The average level of exposure in the year before death was 1.32 micrograms per cubic metre and 1.35 micrograms per cubic metre in the three years before death.

Researchers then compared pollution exposures to measures of the signs of Alzheimer's disease in the brain: amyloid plaques and tau tangles.

They found that people with higher exposures to air pollution one and three years before death were more likely to have higher levels of amyloid plaques in their brains.

People with 1 micrograms per cubic metre higher PM 2.5 exposure in the year before death were nearly twice as likely to have higher levels of plaques, while those with higher exposure in the three years before death were 87 per cent more likely to have higher levels of plaques.

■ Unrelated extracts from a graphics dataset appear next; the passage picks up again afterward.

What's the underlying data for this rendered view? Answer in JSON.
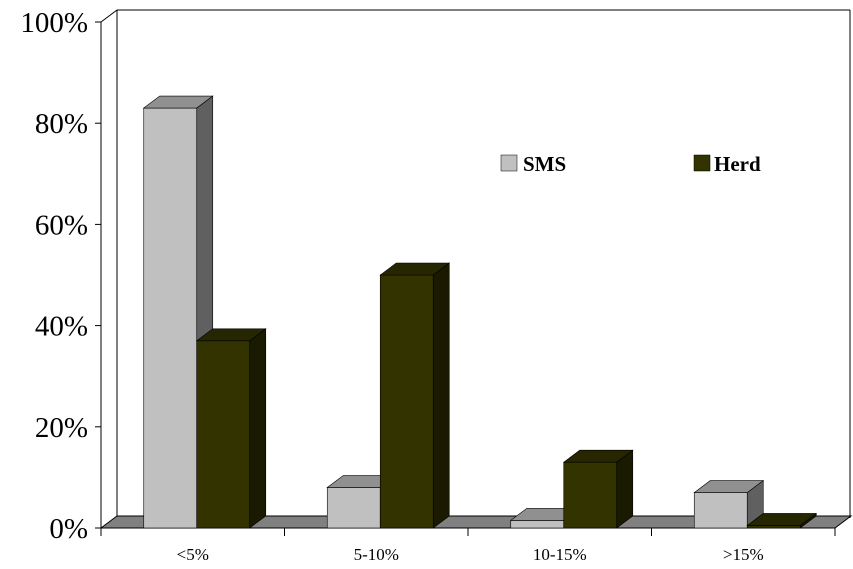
{
  "chart_data": {
    "type": "bar",
    "categories": [
      "<5%",
      "5-10%",
      "10-15%",
      ">15%"
    ],
    "series": [
      {
        "name": "SMS",
        "values": [
          83,
          8,
          1.5,
          7
        ],
        "color": "#c0c0c0"
      },
      {
        "name": "Herd",
        "values": [
          37,
          50,
          13,
          0.5
        ],
        "color": "#333300"
      }
    ],
    "y_ticks": [
      "0%",
      "20%",
      "40%",
      "60%",
      "80%",
      "100%"
    ],
    "ylim": [
      0,
      100
    ],
    "style": "3d-clustered-bar",
    "grid": false,
    "legend_position": "top-right"
  }
}
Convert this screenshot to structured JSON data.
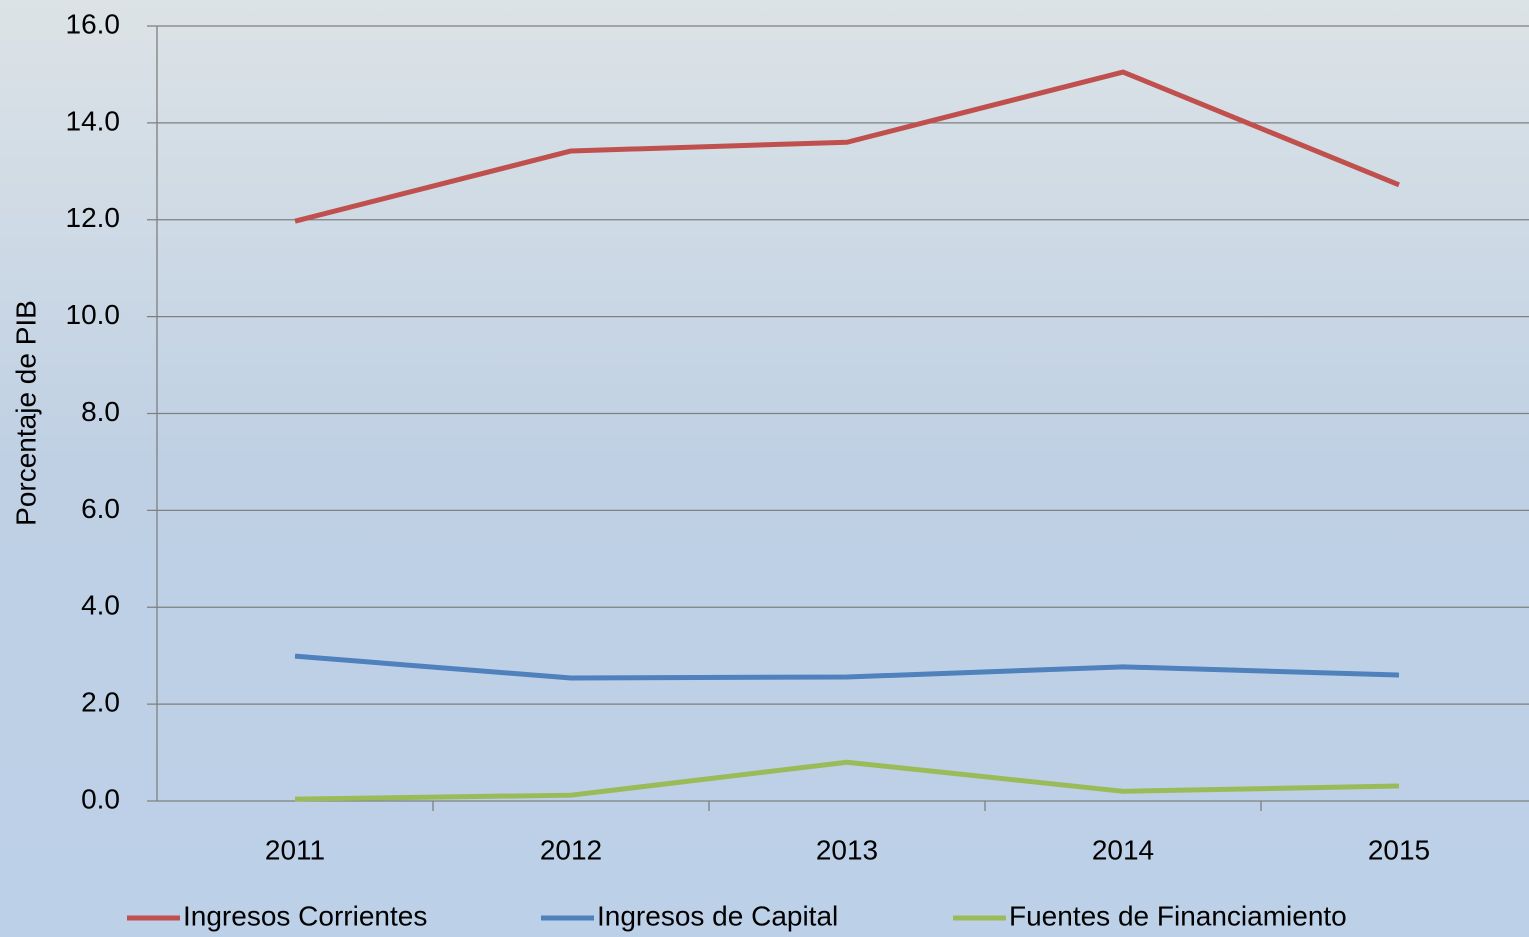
{
  "chart_data": {
    "type": "line",
    "y_label": "Porcentaje de PIB",
    "categories": [
      "2011",
      "2012",
      "2013",
      "2014",
      "2015"
    ],
    "series": [
      {
        "name": "Ingresos Corrientes",
        "color": "#c0504d",
        "values": [
          11.97,
          13.42,
          13.6,
          15.05,
          12.72
        ]
      },
      {
        "name": "Ingresos de Capital",
        "color": "#4f81bd",
        "values": [
          2.99,
          2.54,
          2.56,
          2.77,
          2.6
        ]
      },
      {
        "name": "Fuentes de Financiamiento",
        "color": "#9bbb59",
        "values": [
          0.04,
          0.12,
          0.8,
          0.2,
          0.31
        ]
      }
    ],
    "ylim": [
      0,
      16
    ],
    "yticks": [
      {
        "value": 0,
        "label": "0.0"
      },
      {
        "value": 2,
        "label": "2.0"
      },
      {
        "value": 4,
        "label": "4.0"
      },
      {
        "value": 6,
        "label": "6.0"
      },
      {
        "value": 8,
        "label": "8.0"
      },
      {
        "value": 10,
        "label": "10.0"
      },
      {
        "value": 12,
        "label": "12.0"
      },
      {
        "value": 14,
        "label": "14.0"
      },
      {
        "value": 16,
        "label": "16.0"
      }
    ],
    "grid": true,
    "legend": "bottom"
  }
}
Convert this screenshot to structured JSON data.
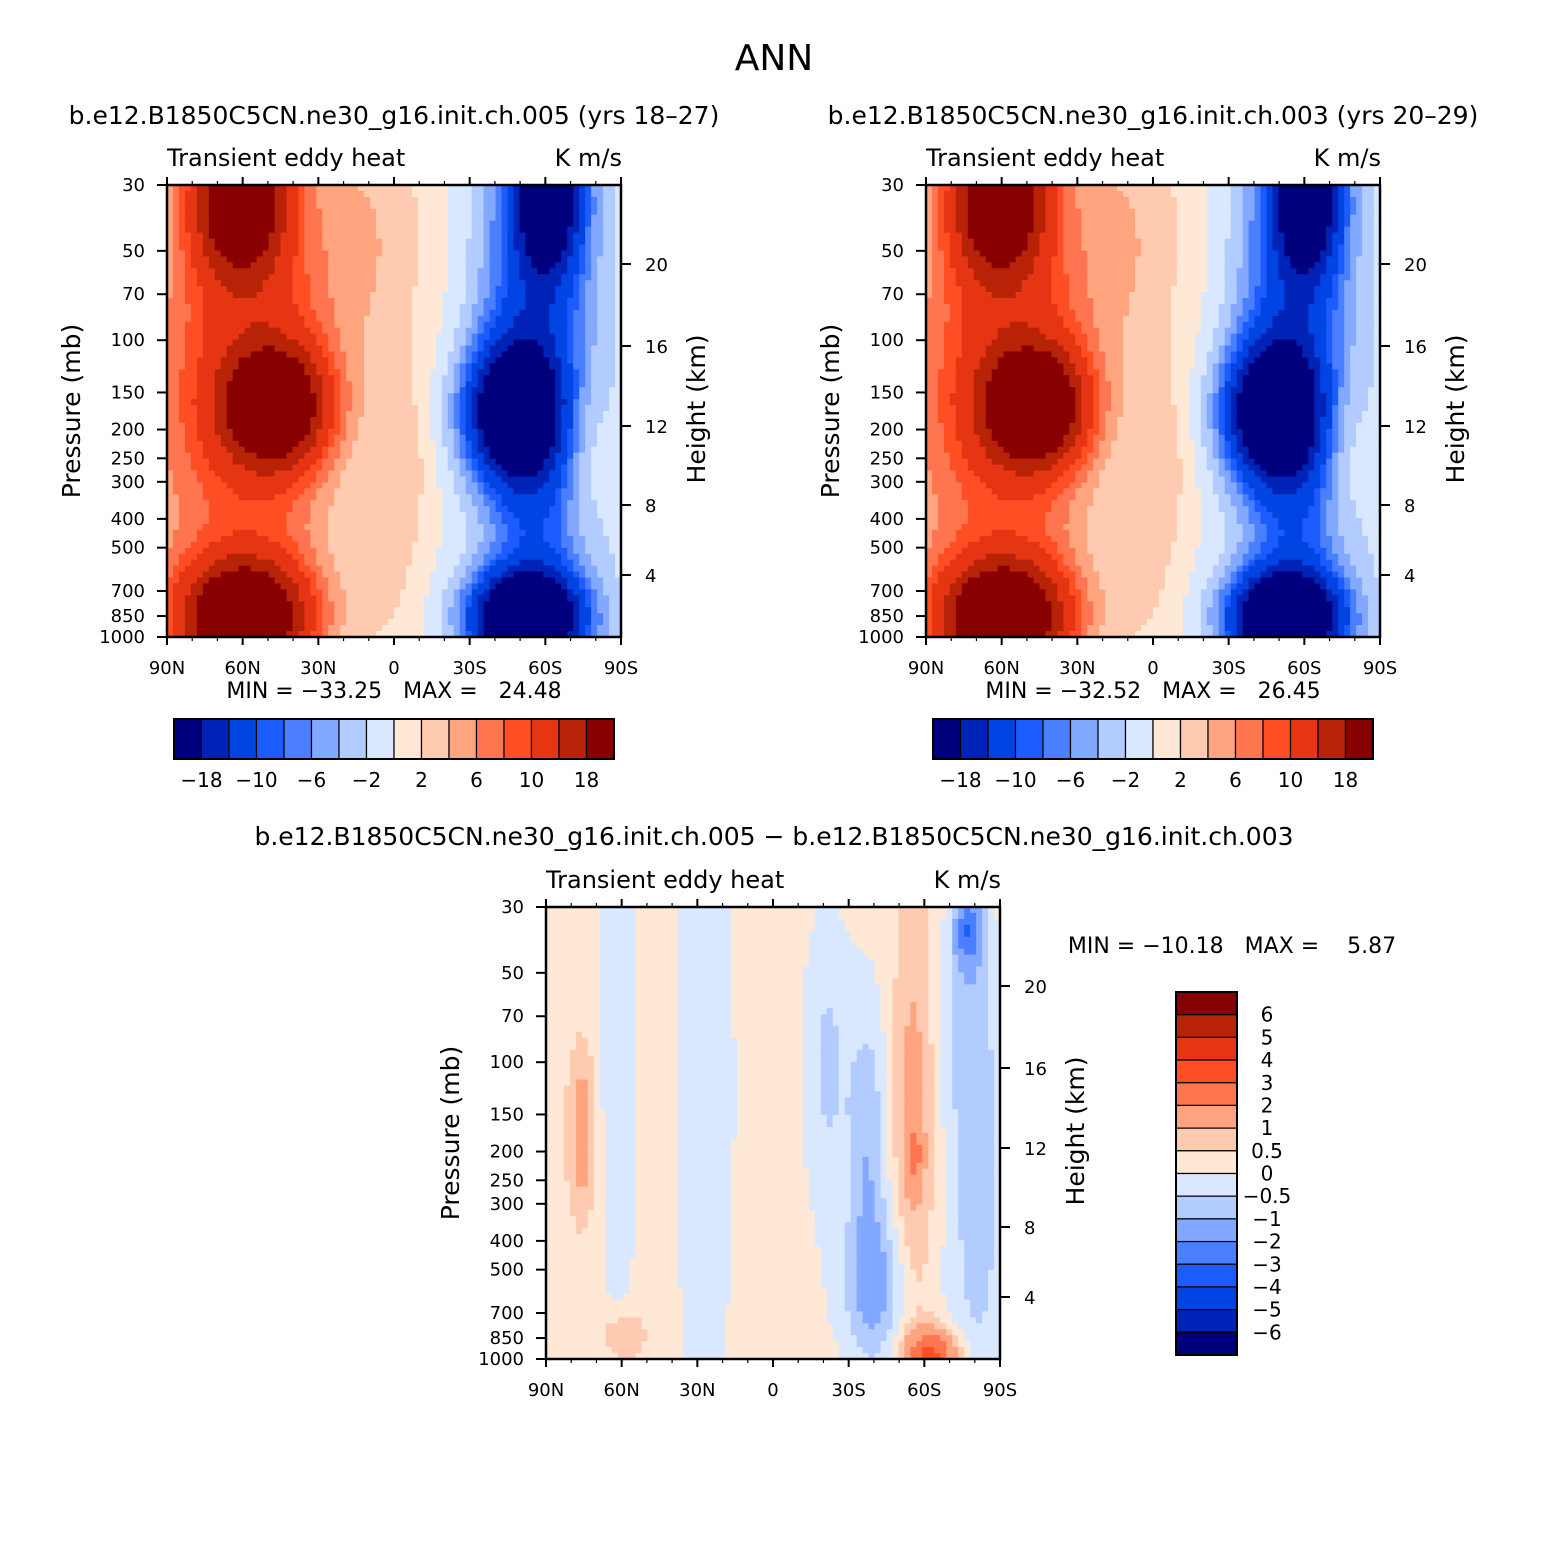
{
  "page_title": "ANN",
  "panels": [
    {
      "id": "p1",
      "title": "b.e12.B1850C5CN.ne30_g16.init.ch.005 (yrs 18–27)",
      "left_label": "Transient eddy heat",
      "right_label": "K m/s",
      "stats": "MIN = −33.25   MAX =   24.48"
    },
    {
      "id": "p2",
      "title": "b.e12.B1850C5CN.ne30_g16.init.ch.003 (yrs 20–29)",
      "left_label": "Transient eddy heat",
      "right_label": "K m/s",
      "stats": "MIN = −32.52   MAX =   26.45"
    },
    {
      "id": "p3",
      "title": "b.e12.B1850C5CN.ne30_g16.init.ch.005 − b.e12.B1850C5CN.ne30_g16.init.ch.003",
      "left_label": "Transient eddy heat",
      "right_label": "K m/s",
      "stats": "MIN = −10.18   MAX =    5.87"
    }
  ],
  "chart_data": [
    {
      "type": "heatmap",
      "title": "b.e12.B1850C5CN.ne30_g16.init.ch.005 (yrs 18–27)",
      "subtitle_left": "Transient eddy heat",
      "subtitle_right": "K m/s",
      "xlabel": "",
      "ylabel": "Pressure (mb)",
      "y2label": "Height (km)",
      "x_ticks": [
        "90N",
        "60N",
        "30N",
        "0",
        "30S",
        "60S",
        "90S"
      ],
      "y_ticks": [
        30,
        50,
        70,
        100,
        150,
        200,
        250,
        300,
        400,
        500,
        700,
        850,
        1000
      ],
      "y2_ticks": [
        20,
        16,
        12,
        8,
        4
      ],
      "y_scale": "log",
      "ylim": [
        1000,
        30
      ],
      "xlim": [
        90,
        -90
      ],
      "colorbar_ticks": [
        "−18",
        "−10",
        "−6",
        "−2",
        "2",
        "6",
        "10",
        "18"
      ],
      "colorbar_orientation": "horizontal",
      "min": -33.25,
      "max": 24.48
    },
    {
      "type": "heatmap",
      "title": "b.e12.B1850C5CN.ne30_g16.init.ch.003 (yrs 20–29)",
      "subtitle_left": "Transient eddy heat",
      "subtitle_right": "K m/s",
      "xlabel": "",
      "ylabel": "Pressure (mb)",
      "y2label": "Height (km)",
      "x_ticks": [
        "90N",
        "60N",
        "30N",
        "0",
        "30S",
        "60S",
        "90S"
      ],
      "y_ticks": [
        30,
        50,
        70,
        100,
        150,
        200,
        250,
        300,
        400,
        500,
        700,
        850,
        1000
      ],
      "y2_ticks": [
        20,
        16,
        12,
        8,
        4
      ],
      "y_scale": "log",
      "ylim": [
        1000,
        30
      ],
      "xlim": [
        90,
        -90
      ],
      "colorbar_ticks": [
        "−18",
        "−10",
        "−6",
        "−2",
        "2",
        "6",
        "10",
        "18"
      ],
      "colorbar_orientation": "horizontal",
      "min": -32.52,
      "max": 26.45
    },
    {
      "type": "heatmap",
      "title": "b.e12.B1850C5CN.ne30_g16.init.ch.005 − b.e12.B1850C5CN.ne30_g16.init.ch.003",
      "subtitle_left": "Transient eddy heat",
      "subtitle_right": "K m/s",
      "xlabel": "",
      "ylabel": "Pressure (mb)",
      "y2label": "Height (km)",
      "x_ticks": [
        "90N",
        "60N",
        "30N",
        "0",
        "30S",
        "60S",
        "90S"
      ],
      "y_ticks": [
        30,
        50,
        70,
        100,
        150,
        200,
        250,
        300,
        400,
        500,
        700,
        850,
        1000
      ],
      "y2_ticks": [
        20,
        16,
        12,
        8,
        4
      ],
      "y_scale": "log",
      "ylim": [
        1000,
        30
      ],
      "xlim": [
        90,
        -90
      ],
      "colorbar_ticks": [
        "6",
        "5",
        "4",
        "3",
        "2",
        "1",
        "0.5",
        "0",
        "−0.5",
        "−1",
        "−2",
        "−3",
        "−4",
        "−5",
        "−6"
      ],
      "colorbar_orientation": "vertical",
      "min": -10.18,
      "max": 5.87
    }
  ],
  "colors": {
    "scale16": [
      "#00007f",
      "#0023b7",
      "#0045e3",
      "#1c5cff",
      "#4a80ff",
      "#82a8ff",
      "#b3ccff",
      "#d9e8ff",
      "#ffe9d6",
      "#ffcbb0",
      "#ffa47f",
      "#ff7550",
      "#ff4e23",
      "#e63512",
      "#b82207",
      "#880000"
    ],
    "diff_scale": [
      "#00007f",
      "#0023b7",
      "#0045e3",
      "#1c5cff",
      "#4a80ff",
      "#82a8ff",
      "#b3ccff",
      "#d9e8ff",
      "#ffe9d6",
      "#ffcbb0",
      "#ffa47f",
      "#ff7550",
      "#ff4e23",
      "#e63512",
      "#b82207",
      "#880000"
    ]
  }
}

"These results add to the evidence that fine particulate matter from traffic-related air pollution affects the amount of amyloid plaque in the brain," said Anke Huels, from Emory University.

"More research is needed to investigate the mechanisms behind this link."

Further, the researchers also looked at whether having the main gene variant associated with Alzheimer's disease, APOE e4, had any effect on the relationship between air pollution and signs of Alzheimer's in the brain.

They found that the strongest relationship between air pollution and signs of Alzheimer's were among those without the gene variant.

"This suggests that environmental factors such as air pollution could be a contributing factor to Alzheimer's in patients in which the disease cannot be explained by genetics," Huels said.